Emeritus Professor Sasha Grishin AM, FAHA
Australian National University
Although Western Australia continues to produce some of the most significant artists of Australia, its relative isolation has meant that reputations forged in the west may take a long time to translate into recognition in the main art capitals of the eastern states. The situation is even more acute with sculptors, where frequently the cost of transportation and installation of sculpture is prohibitive and, not uncommonly, there is reluctance by commercial art galleries in Sydney and Melbourne to provide opportunities for Western Australian sculptors who have not already established their reputations amongst the gallery’s clients.
Sculpture by the Sea at Cottesloe has, for over a dozen years provided a critically significant forum for the national and international display of sculpture in Western Australia. Not only did it create an opportunity for Western Australian sculptors to view their work in the context of sculpture created by a host of distinguished artists from elsewhere in Australia, but also from major art centres throughout the world – especially Europe, Asia and America. It also enhanced a West Coast – East Coast corridor with an increasing number of Western Australian sculptors exhibiting at Bondi and artists who had shown at Bondi also exhibiting their work at Cottesloe.
Even before the inaugural Sculpture by the Sea at Cottesloe in March 2005, a number of Western Australian sculptors were showing at Bondi, some on a number of occasions and with considerable success. They included Ron Gomboc, Richie Kuhaupt, Nick Horn, Greg James and Kevin Draper. After the first Cottesloe show, the west came to Bondi in numbers and Jennifer Cochrane, Lou Lambert, Robert Juniper, Tim MacFarlane Reid, George Haynes, Catherine Higham, as well as many others, joined the earlier cluster of artists from the west coast.
Apart from creating a new and culturally enriched venue for showing sculpture, Sculpture by the Sea at Cottesloe brought to the west a new concept in displaying sculpture, one where the exhibition was free, democratic and secular. It was an exhibition that appealed to a mass audience and used the spectacular backdrop of the Indian Ocean, with its unforgettable sunsets, as a setting for the display that incorporated the beach, foreshore, the sea wall and the Indiana Tea House. As in Bondi, the huge achievement in Cottesloe was the fostering of a new audience for sculpture in Western Australia where, between the outdoors display and the indoor showroom, many thousands of people came to see sculpture, with some of them pausing to acquire work for their own private collections, corporate collections as well as the local municipal authorities.

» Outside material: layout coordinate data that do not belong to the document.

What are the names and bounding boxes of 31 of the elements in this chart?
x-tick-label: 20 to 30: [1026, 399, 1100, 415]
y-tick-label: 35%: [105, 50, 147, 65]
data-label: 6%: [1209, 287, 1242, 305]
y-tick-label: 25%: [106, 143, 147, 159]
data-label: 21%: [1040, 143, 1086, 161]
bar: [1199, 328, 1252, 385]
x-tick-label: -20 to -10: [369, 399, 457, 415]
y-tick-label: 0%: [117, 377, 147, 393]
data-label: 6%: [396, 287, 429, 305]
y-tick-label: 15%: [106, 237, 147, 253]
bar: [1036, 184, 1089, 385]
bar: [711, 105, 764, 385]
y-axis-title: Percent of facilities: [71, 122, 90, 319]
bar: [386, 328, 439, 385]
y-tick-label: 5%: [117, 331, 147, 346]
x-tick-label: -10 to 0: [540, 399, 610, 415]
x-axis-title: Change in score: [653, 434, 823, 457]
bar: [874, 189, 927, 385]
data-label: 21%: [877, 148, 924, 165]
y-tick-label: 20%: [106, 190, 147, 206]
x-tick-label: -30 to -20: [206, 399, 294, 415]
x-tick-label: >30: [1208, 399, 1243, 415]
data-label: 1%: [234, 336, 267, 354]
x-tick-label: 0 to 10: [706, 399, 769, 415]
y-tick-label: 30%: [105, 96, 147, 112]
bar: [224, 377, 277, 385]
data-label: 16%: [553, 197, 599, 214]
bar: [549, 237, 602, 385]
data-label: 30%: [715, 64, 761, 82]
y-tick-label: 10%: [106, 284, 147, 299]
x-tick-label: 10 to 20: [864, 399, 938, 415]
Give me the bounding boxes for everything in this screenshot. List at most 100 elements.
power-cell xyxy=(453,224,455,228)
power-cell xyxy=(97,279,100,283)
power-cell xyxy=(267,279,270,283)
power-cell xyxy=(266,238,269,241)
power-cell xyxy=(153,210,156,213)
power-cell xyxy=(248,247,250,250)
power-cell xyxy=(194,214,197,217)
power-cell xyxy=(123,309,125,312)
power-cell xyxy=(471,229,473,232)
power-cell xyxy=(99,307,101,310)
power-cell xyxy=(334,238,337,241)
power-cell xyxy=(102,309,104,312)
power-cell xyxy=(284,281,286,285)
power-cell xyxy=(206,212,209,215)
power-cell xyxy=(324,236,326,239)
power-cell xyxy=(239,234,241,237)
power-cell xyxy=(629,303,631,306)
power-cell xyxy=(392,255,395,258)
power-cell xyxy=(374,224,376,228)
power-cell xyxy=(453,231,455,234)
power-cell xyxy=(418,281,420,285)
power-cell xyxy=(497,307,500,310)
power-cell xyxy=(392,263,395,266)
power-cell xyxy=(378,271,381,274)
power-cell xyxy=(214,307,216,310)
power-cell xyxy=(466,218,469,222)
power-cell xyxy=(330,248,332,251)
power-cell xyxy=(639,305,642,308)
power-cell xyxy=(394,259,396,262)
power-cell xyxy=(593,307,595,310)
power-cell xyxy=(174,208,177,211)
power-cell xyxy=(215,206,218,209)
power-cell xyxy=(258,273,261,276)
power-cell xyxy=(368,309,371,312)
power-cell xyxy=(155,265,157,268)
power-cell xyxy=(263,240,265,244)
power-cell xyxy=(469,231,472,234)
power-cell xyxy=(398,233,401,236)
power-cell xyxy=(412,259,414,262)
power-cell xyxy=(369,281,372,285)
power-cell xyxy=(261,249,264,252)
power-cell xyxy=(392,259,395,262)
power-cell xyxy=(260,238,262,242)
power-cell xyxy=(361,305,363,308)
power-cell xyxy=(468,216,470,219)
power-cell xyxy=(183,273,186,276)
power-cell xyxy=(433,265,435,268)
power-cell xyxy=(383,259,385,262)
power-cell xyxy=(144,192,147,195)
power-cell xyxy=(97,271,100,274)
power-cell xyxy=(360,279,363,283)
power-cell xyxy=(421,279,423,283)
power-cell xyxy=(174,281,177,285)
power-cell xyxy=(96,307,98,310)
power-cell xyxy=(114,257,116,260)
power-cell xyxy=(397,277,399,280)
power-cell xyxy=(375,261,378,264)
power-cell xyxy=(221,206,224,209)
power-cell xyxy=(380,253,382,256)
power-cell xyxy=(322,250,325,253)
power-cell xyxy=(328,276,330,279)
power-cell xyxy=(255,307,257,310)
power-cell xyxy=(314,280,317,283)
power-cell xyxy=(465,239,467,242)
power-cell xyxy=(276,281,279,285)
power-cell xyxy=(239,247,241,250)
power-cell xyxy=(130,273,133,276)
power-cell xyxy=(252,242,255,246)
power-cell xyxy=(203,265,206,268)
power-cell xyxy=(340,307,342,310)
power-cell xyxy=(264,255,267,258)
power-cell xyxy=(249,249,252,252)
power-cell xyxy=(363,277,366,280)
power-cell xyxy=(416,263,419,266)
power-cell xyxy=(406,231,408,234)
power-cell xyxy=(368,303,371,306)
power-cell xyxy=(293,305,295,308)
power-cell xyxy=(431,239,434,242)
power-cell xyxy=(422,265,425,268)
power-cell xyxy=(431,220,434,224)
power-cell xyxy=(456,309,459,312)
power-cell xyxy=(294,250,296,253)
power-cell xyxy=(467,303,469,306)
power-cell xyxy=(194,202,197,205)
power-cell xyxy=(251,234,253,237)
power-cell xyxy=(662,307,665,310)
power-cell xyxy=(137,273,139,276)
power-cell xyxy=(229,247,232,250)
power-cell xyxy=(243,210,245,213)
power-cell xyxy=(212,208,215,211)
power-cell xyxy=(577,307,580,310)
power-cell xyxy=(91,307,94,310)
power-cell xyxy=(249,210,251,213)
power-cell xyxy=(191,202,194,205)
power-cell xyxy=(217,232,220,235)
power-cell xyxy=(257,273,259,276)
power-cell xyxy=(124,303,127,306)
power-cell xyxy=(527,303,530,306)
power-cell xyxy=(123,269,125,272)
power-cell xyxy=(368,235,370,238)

A Sculpture by the Sea exhibition has the rare ability to demystify art and to make it publicly accessible. Commercial art galleries are frequently like temples of art, where the viewer feels the need to show reverence to that which is in front of them. At Cottesloe, sculpture can appear as fun – a family thing – where visitors may own the experience and can freely express an opinion. It is a huge free community event, one where some of the participants grow addicted to sculpture and start to collect it. In 2015 sculpture sales at Cottesloe reached almost $2 million. Such is the fluctuating nature of the art market that the 2016 sales were half this amount. This has a significant impact on the artists and budgeting for the exhibition.
The 13th Sculpture by the Sea exhibition at Cottesloe in March 2017 demonstrates both a consolidation of tradition as well as a certain evolution. If in 2005 there were thirty-eight sculptures, now the number has crept up to almost eighty. As the exhibition enjoys an international reputation and prestige, many artists of major standing throughout the world are applying to participate in the exhibition – in 2016, this included artists from eighteen countries outside of Australia. How exciting it is to be exhibiting Sir Tony Cragg RA and Zadok Ben-David this year. To be simply selected for inclusion in the exhibition has become an honour and for many successful artists this features prominently as a career highlight.
Attendances at Cottesloe in 2006 were approximately 45,000 visitors; by 2012 the figure had risen to over 220,000 visitors, making this the most popular public art event in Western Australia. Thus far, about 750 sculptures have been installed at Cottesloe and a number of artists’ careers have been launched here or at least received public acclaim and, on occasion, achieved commercial success. Apart from the carnival-like atmosphere, Cottesloe has become the crucible for creativity for all matters dealing with sculpture and a training ground for emerging sculptors.
What has remained constant is the vision for Sculpture by the Sea. In 2005, the inspirational founding director, David Handley, wrote in the catalogue for the inaugural exhibition. “In staging Sculpture by the Sea, Cottesloe we hope to create a major free to the public sculpture exhibition for the people of Perth and its visitors … We hope the people of Western Australia enjoy Sculpture by the Sea, making it whatever they want it to be.” People have embraced the idea and it has now become a crucial part of the fabric of Western Australia’s cultural life.